Li Wei, Fang Kun, Chen Jiaren, Deng Jian, Li Dan, Cao Hong
Department of Breast and Thyroid Surgery, The Second Affiliated Hospital, Hengyang Medical School, University of South China, Hengyang, China.
Department of Surgery, Yinchuan Maternal and Child Health Hospital, Yinchuan, China.
Front Genet. 2023 May 30;14:1133495. doi: 10.3389/fgene.2023.1133495. eCollection 2023.
We aimed to explore prognostic risk factors in patients with malignant phyllodes tumors (PTs) of the breast and construct a survival prediction model. The Surveillance, Epidemiology, and End Results database was used to collect information on patients with malignant breast PTs from 2004 to 2015. The patients were randomly divided into training and validation groups using R software. Univariate and multivariate Cox regression analyses were used to screen out independent risk factors. Then, a nomogram model was developed in the training group and validated in the validation group, and the prediction performance and concordance were evaluated. The study included 508 patients with malignant PTs of the breast, including 356 in the training group and 152 in the validation group. Univariate and multivariate Cox proportional hazard regression analyses showed that age, tumor size, tumor stage, regional lymph node metastasis (N), distant metastasis (M) and tumor grade were independent risk factors for the 5-year survival rate of patients with breast PTs in the training group ( < 0.05). These factors were used to construct the nomogram prediction model. The results showed that the C-indices of the training and validation groups were 0.845 (95% confidence interval [CI] 0.802-0.888) and 0.784 (95% CI 0.688-0.880), respectively. The calibration curves of the two groups were close to the ideal 45° reference line and showed good performance and concordance. Receiver operating characteristic and decision curve analysis curves showed that the nomogram has better predictive accuracy than other clinical factors. The nomogram prediction model constructed in this study has good predictive value. It can effectively assess the survival rates of patients with malignant breast PTs, which will aid in the personalized management and treatment of clinical patients.
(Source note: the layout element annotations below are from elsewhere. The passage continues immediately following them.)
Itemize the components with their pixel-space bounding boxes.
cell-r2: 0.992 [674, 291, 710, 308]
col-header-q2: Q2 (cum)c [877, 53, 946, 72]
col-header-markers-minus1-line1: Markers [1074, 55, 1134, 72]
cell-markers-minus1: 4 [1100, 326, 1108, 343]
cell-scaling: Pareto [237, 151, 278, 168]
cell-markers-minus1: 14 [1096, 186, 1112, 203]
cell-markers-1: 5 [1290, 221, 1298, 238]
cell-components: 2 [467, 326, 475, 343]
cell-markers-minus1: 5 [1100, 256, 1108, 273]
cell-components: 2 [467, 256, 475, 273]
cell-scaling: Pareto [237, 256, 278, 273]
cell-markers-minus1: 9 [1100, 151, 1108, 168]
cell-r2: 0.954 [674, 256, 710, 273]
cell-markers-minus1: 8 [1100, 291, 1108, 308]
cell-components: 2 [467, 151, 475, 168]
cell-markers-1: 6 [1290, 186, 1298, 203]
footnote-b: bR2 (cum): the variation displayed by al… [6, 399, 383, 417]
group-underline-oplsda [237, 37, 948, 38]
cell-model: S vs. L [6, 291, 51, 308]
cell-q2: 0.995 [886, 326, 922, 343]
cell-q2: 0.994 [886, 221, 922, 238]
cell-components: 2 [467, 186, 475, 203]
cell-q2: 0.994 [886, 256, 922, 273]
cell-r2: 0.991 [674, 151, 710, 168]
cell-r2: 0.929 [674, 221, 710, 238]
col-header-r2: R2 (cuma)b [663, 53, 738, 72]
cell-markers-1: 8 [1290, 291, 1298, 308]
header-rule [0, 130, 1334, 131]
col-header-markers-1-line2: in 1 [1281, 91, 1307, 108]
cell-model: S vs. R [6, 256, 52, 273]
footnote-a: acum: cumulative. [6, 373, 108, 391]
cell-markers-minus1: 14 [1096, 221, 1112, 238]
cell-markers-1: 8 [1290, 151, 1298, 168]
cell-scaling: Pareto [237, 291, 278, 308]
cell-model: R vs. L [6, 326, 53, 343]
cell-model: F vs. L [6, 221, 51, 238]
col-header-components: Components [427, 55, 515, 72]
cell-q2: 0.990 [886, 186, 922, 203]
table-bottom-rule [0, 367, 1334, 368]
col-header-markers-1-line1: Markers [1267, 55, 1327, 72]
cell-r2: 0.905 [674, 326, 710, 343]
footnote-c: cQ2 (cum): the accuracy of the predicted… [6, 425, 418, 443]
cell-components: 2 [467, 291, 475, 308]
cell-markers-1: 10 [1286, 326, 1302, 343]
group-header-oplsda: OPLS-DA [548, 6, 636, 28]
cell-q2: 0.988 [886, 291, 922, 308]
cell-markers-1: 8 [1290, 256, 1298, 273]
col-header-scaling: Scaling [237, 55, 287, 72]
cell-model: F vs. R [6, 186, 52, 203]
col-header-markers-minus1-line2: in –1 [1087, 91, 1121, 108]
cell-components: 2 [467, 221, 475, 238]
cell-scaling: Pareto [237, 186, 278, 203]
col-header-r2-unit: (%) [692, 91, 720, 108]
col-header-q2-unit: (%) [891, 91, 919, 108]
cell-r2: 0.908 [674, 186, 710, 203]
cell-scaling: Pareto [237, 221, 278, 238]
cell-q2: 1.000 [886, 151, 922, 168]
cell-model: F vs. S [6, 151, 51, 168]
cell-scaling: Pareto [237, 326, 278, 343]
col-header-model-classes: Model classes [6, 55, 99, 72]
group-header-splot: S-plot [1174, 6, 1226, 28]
我们旨在探讨乳腺恶性叶状肿瘤(PTs)患者的预后危险因素,并构建生存预测模型。利用监测、流行病学和最终结果数据库收集2004年至2015年乳腺恶性PTs患者的信息。使用R软件将患者随机分为训练组和验证组。采用单因素和多因素Cox回归分析筛选出独立危险因素。然后,在训练组中建立列线图模型,并在验证组中进行验证,评估其预测性能和一致性。该研究纳入了508例乳腺恶性PTs患者,其中训练组356例,验证组152例。单因素和多因素Cox比例风险回归分析显示,年龄、肿瘤大小、肿瘤分期、区域淋巴结转移(N)、远处转移(M)和肿瘤分级是训练组乳腺PTs患者5年生存率的独立危险因素(<0.05)。这些因素被用于构建列线图预测模型。结果显示,训练组和验证组的C指数分别为0.845(95%置信区间[CI]0.802-0.888)和0.784(95%CI0.688-0.880)。两组的校准曲线均接近理想的45°参考线,表现出良好的性能和一致性。受试者工作特征曲线和决策曲线分析曲线显示,列线图比其他临床因素具有更好的预测准确性。本研究构建的列线图预测模型具有良好的预测价值。它可以有效地评估乳腺恶性PTs患者的生存率,这将有助于临床患者的个性化管理和治疗。